Sie wird es diesmal tun, wie sie versprochen hat, doch sie gibt zu, dass ihr die Gefühllosigkeit derjenigen zuwider ist, die dies lauthals von ihr gefordert haben. Von dem Leiden, das ihr dies in ihrem jetzigen nervösen Zustand verursacht, kann sie keine Vorstellung vermitteln, doch sie gibt zu, dass sie kaum weiss, wie sie dies durchstehen wird.»17

Sie schaffte es – so gerade eben.

«Grosse Menschenmenge draussen, deshalb wurde ich von einer Eskorte begleitet (erstmals seit meinem grossen Schicksalsschlag). Nach dem Mittagessen, das ich kaum anrühren konnte, angekleidet. Trug mein übliches Abendkleid, habe mich nur mit Grauwerk verbrämt, und mein Häubchen mit einem langen fliessenden Tüllschleier, ein kleines Diamanten- & Saphirdiadem relativ weit hinten und Diamanten, die die Vorderseite meines Häubchens säumen.
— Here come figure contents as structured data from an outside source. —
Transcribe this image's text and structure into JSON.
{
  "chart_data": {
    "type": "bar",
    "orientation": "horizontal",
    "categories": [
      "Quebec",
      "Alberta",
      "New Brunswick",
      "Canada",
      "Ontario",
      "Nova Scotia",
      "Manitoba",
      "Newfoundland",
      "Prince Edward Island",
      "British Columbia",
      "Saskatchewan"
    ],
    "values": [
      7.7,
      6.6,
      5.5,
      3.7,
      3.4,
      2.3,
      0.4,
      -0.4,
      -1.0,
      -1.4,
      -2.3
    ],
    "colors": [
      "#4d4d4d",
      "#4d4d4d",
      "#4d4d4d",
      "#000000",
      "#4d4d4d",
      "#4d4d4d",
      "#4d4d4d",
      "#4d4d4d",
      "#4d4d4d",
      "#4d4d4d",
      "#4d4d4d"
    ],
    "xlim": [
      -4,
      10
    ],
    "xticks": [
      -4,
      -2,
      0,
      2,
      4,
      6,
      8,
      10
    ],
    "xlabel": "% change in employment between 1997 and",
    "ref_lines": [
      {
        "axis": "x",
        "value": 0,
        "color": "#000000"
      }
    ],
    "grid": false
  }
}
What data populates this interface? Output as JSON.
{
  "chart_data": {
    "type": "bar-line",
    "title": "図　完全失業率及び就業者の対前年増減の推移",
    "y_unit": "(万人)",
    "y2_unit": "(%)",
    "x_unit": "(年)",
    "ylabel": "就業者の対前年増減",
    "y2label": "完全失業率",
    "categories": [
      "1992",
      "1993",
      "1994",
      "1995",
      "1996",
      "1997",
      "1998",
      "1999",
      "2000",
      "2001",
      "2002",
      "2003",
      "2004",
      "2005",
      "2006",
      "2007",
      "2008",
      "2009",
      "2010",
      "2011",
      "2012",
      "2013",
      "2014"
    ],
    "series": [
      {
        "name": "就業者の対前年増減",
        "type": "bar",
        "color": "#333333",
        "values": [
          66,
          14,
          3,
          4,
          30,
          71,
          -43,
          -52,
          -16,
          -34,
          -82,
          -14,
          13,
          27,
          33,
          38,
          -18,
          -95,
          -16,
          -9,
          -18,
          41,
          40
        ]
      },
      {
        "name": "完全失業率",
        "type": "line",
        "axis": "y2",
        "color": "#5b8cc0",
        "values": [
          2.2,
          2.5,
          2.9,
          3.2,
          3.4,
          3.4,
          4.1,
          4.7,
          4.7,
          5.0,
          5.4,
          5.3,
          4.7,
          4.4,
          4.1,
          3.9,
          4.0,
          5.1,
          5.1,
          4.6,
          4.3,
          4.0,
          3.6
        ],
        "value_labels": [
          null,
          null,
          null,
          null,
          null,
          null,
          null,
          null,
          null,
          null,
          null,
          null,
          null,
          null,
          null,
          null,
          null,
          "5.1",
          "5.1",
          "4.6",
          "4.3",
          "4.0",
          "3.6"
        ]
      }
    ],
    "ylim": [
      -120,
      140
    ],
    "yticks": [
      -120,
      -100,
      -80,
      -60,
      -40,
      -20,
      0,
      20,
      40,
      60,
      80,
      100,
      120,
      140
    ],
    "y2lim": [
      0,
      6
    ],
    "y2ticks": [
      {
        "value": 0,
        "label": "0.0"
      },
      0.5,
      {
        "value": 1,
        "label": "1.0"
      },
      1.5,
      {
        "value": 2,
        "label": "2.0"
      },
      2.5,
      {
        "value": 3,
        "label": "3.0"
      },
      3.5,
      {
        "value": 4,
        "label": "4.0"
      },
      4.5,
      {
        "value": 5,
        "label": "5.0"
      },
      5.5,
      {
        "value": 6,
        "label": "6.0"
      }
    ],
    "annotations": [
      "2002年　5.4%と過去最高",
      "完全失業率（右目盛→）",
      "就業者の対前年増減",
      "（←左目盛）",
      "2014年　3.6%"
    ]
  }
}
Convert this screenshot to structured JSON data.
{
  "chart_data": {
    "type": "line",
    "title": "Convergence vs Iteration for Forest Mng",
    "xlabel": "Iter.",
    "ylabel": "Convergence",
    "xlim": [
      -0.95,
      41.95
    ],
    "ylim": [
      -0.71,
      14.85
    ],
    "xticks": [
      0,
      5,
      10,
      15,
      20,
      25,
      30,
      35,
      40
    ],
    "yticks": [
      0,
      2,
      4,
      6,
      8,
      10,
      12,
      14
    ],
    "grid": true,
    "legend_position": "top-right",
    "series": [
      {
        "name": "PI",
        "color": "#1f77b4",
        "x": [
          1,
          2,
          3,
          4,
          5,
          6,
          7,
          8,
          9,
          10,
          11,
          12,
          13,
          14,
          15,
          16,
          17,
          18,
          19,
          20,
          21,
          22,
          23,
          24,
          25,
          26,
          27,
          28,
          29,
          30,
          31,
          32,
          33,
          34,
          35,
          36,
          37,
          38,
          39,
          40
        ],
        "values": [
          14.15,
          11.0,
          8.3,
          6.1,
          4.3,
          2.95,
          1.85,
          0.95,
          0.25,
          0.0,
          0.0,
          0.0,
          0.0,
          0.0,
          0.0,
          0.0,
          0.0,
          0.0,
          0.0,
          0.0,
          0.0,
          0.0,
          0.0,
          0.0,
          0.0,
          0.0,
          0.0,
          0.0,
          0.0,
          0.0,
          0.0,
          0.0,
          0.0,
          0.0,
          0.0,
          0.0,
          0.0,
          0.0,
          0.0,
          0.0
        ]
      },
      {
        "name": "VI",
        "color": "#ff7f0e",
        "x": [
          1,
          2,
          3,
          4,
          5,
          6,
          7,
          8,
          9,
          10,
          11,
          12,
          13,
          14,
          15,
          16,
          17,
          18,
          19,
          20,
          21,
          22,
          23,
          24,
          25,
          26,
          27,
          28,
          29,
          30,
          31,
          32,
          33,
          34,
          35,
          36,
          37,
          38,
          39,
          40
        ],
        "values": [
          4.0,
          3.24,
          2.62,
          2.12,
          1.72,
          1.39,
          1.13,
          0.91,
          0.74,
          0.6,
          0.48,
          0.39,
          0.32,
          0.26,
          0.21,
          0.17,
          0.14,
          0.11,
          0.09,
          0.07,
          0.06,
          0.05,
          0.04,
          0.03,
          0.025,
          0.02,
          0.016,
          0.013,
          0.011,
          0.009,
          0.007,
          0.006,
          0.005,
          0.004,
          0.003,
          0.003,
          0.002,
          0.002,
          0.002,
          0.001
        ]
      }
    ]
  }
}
Es war ein furchtbarer Moment für mich, als ich alleine in die Kutsche stieg und die Kapelle spielte; auch als die Menge jubelte und ich grosse Mühe hatte, meine Tränen zu unterdrücken. Aber unsere beiden lieben warmherzigen Mädchen [Prinzessin Helena und Louise, die der Königin in der Kutsche gegenübersassen] waren eine wahre Hilfe & Unterstützung für mich, und sie verstanden ganz genau, was ich durchmachte. Die Menge war höchst enthusiastisch, & die Leute schienen mich mit Sympathie anzusehen. Trotz eines sehr starken Windes hatten wir beide Fenster geöffnet.